La conclusión está contenida en el informe «Seguridad sin derechos», presentado el 15 de julio, que documenta el costo humano de cuatro años de régimen de excepción: más de 90,000 personas detenidas y al menos 470 muertes bajo custodia estatal, mientras miles de familias siguen sin respuestas sobre el paradero, la salud o la situación jurídica de sus parientes.

El informe es resultado de seis visitas de investigación realizadas entre mayo de 2022 y enero de 2025, 109 entrevistas con víctimas, familiares, abogados, especialistas y exmiembros de la Policía Nacional Civil, y la revisión de más de 80 casos individuales, expedientes y resoluciones judiciales.

«La seguridad no puede construirse sobre la arbitrariedad, la tortura, las desapariciones forzadas y la anulación del debido proceso», señaló Ana Piquer, directora para las Américas de Amnistía Internacional, quien afirmó que las autoridades salvadoreñas «han permitido que su política de seguridad conduzca a violaciones sistemáticas y generalizadas de derechos humanos».

Un sesgo contra los más pobres

La organización identificó además un fuerte componente discriminatorio en la aplicación del régimen: la mayoría de las víctimas documentadas proviene de comunidades históricamente empobrecidas y estigmatizadas, y en los arrestos se usaron criterios como el lugar de residencia, la apariencia física, el estatus socioeconómico o denuncias anónimas sin verificar.

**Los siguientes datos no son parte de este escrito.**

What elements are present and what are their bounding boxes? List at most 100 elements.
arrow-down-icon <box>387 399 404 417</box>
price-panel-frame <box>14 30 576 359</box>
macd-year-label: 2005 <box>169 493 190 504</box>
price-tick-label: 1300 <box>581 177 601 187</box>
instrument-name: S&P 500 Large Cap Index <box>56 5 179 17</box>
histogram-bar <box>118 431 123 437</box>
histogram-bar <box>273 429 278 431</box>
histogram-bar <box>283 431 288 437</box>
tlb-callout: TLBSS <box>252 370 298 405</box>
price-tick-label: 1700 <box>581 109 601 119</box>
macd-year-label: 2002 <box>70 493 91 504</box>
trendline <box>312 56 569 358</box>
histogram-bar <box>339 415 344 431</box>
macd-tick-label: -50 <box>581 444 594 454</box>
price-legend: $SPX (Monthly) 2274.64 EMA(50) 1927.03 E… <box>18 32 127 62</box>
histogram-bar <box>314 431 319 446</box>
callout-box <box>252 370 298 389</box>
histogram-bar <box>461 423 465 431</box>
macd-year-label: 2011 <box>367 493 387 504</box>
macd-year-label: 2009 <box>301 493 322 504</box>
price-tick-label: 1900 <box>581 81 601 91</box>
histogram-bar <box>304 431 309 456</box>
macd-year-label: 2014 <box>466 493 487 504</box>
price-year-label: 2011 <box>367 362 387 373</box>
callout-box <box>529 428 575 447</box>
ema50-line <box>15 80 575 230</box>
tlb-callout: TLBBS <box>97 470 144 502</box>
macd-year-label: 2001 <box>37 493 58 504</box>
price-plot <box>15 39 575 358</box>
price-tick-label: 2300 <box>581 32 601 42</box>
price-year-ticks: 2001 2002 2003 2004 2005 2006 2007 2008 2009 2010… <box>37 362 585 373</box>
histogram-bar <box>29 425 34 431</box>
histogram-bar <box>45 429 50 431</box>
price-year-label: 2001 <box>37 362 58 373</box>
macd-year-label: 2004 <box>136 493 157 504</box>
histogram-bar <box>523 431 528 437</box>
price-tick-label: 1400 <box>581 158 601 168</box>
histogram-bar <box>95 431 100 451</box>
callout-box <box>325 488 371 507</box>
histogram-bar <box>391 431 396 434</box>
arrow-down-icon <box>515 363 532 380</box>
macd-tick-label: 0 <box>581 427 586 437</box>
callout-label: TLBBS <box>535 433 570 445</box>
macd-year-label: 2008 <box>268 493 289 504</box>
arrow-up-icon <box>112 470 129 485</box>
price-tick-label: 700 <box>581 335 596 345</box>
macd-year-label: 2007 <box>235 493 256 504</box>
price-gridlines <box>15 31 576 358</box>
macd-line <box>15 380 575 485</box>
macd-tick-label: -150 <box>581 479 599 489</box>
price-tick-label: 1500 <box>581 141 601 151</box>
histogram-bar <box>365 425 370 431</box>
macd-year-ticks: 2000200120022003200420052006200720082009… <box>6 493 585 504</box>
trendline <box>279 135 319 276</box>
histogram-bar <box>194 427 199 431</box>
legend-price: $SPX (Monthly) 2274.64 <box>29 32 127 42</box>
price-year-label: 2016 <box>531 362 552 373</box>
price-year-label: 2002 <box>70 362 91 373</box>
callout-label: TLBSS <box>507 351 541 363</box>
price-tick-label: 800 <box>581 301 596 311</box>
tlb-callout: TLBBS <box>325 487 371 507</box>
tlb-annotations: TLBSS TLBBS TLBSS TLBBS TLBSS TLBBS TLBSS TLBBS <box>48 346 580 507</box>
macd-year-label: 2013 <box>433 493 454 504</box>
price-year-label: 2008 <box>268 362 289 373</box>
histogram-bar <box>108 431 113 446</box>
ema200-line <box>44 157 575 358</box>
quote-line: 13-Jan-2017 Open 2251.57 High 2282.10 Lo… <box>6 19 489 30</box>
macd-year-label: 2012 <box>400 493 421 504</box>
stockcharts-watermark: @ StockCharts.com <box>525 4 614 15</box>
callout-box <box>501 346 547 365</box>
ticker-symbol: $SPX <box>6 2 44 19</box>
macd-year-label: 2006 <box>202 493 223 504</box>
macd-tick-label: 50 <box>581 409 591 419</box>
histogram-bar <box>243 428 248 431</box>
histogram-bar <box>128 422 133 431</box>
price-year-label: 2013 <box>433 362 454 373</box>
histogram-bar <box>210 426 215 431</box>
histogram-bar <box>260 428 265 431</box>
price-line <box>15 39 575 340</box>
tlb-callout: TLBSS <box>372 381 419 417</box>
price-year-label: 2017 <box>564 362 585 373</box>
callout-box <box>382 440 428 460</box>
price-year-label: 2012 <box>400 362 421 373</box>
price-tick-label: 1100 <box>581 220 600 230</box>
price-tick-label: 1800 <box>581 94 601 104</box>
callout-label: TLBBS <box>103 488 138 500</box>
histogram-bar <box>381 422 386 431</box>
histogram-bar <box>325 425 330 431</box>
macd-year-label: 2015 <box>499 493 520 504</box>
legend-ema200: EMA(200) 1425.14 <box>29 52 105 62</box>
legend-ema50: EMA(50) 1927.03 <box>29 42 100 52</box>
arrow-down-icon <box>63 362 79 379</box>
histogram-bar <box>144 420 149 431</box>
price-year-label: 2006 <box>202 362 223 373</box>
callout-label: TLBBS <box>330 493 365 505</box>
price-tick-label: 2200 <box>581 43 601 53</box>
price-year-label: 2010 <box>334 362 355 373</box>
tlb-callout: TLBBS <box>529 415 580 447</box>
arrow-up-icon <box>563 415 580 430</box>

Amnistía Internacional exige al Estado salvadoreño un plan verificable para poner fin al régimen de excepción, restaurar plenamente las garantías del debido proceso, investigar de forma independiente las violaciones documentadas, enjuiciar a los responsables, y permitir el acceso de mecanismos internacionales de derechos humanos a los centros de detención.

El régimen de excepción está vigente desde marzo de 2022 y ha sido prorrogado mes a mes por la Asamblea Legislativa desde entonces. El Gobierno lo defiende como el pilar de la reducción de homicidios; organizaciones nacionales e internacionales de derechos humanos, en cambio, llevan cuatro años documentando detenciones arbitrarias y muertes de personas sin vínculos con las pandillas.

El informe completo «Seguridad sin derechos» está disponible en el sitio de Amnistía Internacional.